Tuesday, August 13, 2013

Notes on old new little presses part nine

& parts one, two, three, four, five, six, seven, eight

For a one-off talk on my stuff at the University of Bedfordshire four years ago titled The Making of Slow Fiction, published later in Kindle format (below substratum level in Amazon's sales rhizosphere), wrote -

For my self-published printed chapbooks, I prefer using font writer with personal word processor. Typescripts pasted up and master pages photo-copied at high street printers. Copied again as pages on desk top printer.

This desk top printer used to print boxed editions of Slow Fiction: twenty-three tales 2001-2010 was punished to destruction.The kit has not been replaced.

Still promoted as print-on-demand object available from Home'Baked website - printing the set of intended 'cheap chapbooks' would now be a logistical problem. Anybody who obtained titles for complimentary review, or found individual titles for sale when tabled at gigs has rarities. I was only able to complete six editions of box when the printer gave up. 

Home'Baked Books began in spirit of Cobbing's Writers Forum. That is, keep everything in print if possible: keep editions unlimited, keep books affordable, don't sign stuff (devalues poetry & poetics). 

In previous Notes on old new presses I attempt to document working the little press ethos alongside changing economics, print technology, aesthetics, and growth of modern university-based creative writing pedagogics.

For committed users of computer processed documents filed for print-on-demand, with an eye on the book as perfect bound - pleasures of imperfect, unbound, uncommitted artifacts containing elements of paper or card may seem irrelevant to literary practice.
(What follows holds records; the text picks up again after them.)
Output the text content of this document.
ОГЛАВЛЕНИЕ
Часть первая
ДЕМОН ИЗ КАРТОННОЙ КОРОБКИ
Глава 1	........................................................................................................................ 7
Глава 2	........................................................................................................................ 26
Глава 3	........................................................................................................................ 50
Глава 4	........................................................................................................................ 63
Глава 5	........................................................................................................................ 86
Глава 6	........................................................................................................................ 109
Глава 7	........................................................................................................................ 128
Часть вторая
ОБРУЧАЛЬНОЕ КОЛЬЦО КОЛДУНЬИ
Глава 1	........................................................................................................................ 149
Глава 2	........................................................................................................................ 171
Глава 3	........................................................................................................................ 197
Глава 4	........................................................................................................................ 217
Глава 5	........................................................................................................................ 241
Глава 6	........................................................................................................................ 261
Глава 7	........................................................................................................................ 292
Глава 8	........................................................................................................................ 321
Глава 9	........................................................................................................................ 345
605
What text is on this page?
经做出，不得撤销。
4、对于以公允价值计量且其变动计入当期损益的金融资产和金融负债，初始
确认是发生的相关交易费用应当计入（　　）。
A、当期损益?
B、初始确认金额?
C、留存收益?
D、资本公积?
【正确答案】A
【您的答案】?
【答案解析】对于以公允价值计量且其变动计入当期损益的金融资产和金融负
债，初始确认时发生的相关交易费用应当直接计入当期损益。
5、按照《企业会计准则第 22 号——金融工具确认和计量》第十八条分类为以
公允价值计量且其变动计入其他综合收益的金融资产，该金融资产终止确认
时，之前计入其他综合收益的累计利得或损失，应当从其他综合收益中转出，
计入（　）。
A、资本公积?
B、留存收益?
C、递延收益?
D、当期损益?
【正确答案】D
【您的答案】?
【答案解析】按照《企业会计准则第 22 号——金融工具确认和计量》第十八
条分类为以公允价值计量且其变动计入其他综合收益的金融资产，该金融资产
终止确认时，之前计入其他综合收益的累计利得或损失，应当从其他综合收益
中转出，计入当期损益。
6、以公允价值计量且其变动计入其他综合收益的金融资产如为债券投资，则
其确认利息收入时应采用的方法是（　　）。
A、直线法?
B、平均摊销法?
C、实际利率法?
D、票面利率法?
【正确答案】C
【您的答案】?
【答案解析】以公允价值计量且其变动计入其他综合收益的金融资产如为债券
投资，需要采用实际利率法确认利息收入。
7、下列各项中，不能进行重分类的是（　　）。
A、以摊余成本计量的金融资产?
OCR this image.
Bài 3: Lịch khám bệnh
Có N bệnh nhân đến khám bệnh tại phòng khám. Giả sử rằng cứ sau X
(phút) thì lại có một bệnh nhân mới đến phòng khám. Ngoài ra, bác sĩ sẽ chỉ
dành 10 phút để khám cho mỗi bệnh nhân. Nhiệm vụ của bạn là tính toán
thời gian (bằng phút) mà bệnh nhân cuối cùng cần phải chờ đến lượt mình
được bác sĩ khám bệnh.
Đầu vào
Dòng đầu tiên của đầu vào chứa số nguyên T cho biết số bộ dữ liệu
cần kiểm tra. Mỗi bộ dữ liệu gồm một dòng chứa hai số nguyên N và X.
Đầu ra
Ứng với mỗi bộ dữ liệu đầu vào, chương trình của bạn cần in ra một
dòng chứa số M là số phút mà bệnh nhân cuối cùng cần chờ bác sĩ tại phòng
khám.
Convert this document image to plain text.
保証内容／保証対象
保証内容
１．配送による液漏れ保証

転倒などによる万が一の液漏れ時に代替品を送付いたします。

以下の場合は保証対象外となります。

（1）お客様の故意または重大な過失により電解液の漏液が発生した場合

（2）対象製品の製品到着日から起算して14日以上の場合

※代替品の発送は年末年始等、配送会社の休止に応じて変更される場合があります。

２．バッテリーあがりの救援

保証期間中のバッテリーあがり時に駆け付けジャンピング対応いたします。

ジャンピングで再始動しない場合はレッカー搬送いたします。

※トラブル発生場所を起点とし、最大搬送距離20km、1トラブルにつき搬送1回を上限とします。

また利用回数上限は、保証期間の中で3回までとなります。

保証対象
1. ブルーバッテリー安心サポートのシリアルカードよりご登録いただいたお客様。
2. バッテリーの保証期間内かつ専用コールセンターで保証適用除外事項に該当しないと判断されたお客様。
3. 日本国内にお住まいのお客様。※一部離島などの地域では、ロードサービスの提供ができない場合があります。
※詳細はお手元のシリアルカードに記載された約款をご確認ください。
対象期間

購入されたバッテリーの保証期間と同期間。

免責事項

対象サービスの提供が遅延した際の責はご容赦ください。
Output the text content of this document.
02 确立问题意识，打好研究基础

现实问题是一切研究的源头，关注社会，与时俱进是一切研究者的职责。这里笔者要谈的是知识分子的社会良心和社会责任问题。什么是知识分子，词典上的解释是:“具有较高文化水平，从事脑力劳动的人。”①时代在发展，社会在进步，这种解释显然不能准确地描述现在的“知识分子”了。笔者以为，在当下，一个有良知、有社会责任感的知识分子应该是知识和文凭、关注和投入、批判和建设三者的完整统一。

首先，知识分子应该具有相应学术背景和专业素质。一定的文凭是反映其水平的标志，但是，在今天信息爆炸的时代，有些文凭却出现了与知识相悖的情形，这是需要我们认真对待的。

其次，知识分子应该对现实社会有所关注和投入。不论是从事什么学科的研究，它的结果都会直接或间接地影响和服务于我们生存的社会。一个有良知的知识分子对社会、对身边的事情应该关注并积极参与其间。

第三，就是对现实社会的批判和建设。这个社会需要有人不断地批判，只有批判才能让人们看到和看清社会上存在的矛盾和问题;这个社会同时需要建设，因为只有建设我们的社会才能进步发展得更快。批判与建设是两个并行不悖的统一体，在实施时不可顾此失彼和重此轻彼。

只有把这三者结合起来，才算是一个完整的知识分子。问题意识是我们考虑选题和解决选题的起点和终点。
A favoured form for preparing my verbal texts before personal computers was the electronic typewriter with basic font processor app plus irritating floppy disks. On a minus, disks got spoiled losing data. On the plus, ribbon cassettes lasted far longer than those of laser printers. Characters fade into appealing light grey with multi-strike battering - unlike inkjet cartridges which sometimes dry & die after couple weeks non-activity.

Multi-strike ribbon cassettes have become annoyingly unavailable, unless hours are spent trawling eBay for dealers opening dual packs to sell one cassette at inflated prices. An era of Home'Baked Books has ended.

Still, cartoon art and poetry can find entry as 'zines. Artzines emerging from punk are desired  collectables.Three years ago I organized an exhibition of' artzines. Displayed during the week of Malcolm McLaren's funeral; London's bookartbookshop window took on the appearance of an anarchist social centre info free table.

Little presses may find themselves drowning with 'zines on free tables of anarchist social centres but that isn't necessarily the end of their poetical journey.

The Making of Slow Fiction closes -
Slow Fiction as printed boxset is intended to be a bookwork installation. Web-format online variations in existing fic-blogosphere addenda and possible e-book versions of work with multiple comment threads could allow Slow Fiction to grow as work of collaborative textmaking.

Multiple comment threads have appeared @WordPress's wellerverse fic-blogosphere since 2008. It's been ninety-nine percent spam bombed. Tedious to delete every day. A few junk-slimes retained because of flarfable entertainment value.

But is there entertainment value in collaborative textmaking. And if there is - who is entertaining who?